Stories, as much as anything, root us to place. We’re narrative creatures, after all. So when The Brattleboro Words Project came to my attention more than a year ago, I was all in. Since then, historians have given fascinating talks about literary luminaries in the Brattleboro area. Clarina Howard Nichols was a Townshend-born abolitionist, feminist and newspaper editor who moved to Kansas in 1854 to help establish it as a free state.
TP James, a local scallywag, claimed in 1873 to be channeling Charles Dickens’ spirit to finish The Mystery of Edwin Drood.
Of course Rudyard Kipling built his boat-shaped house, Naulakha, in Dummerston, just outside Brattleboro, where he hosted Arthur Conan Doyle for spirited games of snow golf.
And in the 1950s and ‘60s, fully ten percent of Brattleboro’s population was employed in the book trades: paper manufacture, printing, binding, publishing and selling - the highest percentage in the country.
My family ran a bookstore and a nonfiction publishing house, The Stephen Greene Press in Brattleboro, so my folks were constantly finding gifted local writers and book designers.
One of their projects was A Book of Country Things, recollections of Guilford resident, Walter Needham, recorded by Barrows Mussey.
I was surprised to learn that place-based educator, Jen Kramer, has built lessons for her sixth graders using the book.
She says teaching with examples of local geography and history can ground kids better, and inspire them to become better stewards of nature and history as they grow up.

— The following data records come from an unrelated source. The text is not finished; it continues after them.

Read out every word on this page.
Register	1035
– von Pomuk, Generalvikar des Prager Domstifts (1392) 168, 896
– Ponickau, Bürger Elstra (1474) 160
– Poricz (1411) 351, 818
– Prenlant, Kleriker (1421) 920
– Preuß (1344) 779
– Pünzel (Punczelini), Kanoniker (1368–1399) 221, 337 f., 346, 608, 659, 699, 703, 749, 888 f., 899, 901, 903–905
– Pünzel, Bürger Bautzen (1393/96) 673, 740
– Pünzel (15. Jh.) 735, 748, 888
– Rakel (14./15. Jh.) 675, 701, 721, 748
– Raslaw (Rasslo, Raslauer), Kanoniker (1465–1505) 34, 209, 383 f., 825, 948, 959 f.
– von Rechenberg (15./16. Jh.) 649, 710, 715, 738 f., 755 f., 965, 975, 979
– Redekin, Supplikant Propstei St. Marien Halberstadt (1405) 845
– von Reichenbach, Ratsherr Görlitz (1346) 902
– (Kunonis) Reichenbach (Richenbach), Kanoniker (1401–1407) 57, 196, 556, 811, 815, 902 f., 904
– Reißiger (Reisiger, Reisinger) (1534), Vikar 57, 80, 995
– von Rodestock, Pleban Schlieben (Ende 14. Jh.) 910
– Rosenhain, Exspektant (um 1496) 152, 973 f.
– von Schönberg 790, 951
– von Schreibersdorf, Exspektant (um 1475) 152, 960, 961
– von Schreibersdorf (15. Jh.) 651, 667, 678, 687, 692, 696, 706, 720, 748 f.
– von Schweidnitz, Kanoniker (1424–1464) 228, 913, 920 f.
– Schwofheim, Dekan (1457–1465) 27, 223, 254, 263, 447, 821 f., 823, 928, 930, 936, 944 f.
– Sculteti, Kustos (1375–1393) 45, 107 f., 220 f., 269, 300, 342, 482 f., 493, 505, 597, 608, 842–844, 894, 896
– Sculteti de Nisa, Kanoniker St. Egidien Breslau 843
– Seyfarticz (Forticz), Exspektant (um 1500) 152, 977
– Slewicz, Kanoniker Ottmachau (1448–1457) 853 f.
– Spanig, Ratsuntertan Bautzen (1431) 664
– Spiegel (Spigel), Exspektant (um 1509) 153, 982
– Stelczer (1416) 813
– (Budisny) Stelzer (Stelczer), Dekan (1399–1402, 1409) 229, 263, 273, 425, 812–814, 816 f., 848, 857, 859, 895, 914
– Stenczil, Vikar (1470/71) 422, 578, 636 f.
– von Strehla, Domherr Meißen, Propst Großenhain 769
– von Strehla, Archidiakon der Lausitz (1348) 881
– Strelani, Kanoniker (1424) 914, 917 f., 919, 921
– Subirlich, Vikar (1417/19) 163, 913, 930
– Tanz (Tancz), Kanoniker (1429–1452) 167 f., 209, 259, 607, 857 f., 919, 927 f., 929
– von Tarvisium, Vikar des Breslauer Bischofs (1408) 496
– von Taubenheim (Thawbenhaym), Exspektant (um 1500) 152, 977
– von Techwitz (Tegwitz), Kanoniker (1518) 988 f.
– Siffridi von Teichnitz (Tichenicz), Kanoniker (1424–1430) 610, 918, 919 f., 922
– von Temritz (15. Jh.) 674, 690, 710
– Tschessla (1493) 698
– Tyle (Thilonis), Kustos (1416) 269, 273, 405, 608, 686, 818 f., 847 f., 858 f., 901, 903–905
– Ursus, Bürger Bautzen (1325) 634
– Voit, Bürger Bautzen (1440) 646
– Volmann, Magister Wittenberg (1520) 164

Though she usually creates lessons using area elders and their stories, she recently discovered that the writer HP Lovecraft spent time in Guilford and wrote there.
So her students are now reading his short story, “Witch’s Hollow”, seeing their area in a whole new creepy way -and loving it.
This Thursday, Kramer will speak about her experiences teaching HP Lovecraft’s connection to Brattleboro as part of The Brattleboro Words Project’s Round Table Discussion series at 118 Elliot Street at 6 PM.
But perhaps the Project’s most ambitious goal is creating a "Brattleboro Words Trail," that will be audio linked to sites of literary interest – for which public participation in the research and writing is welcome.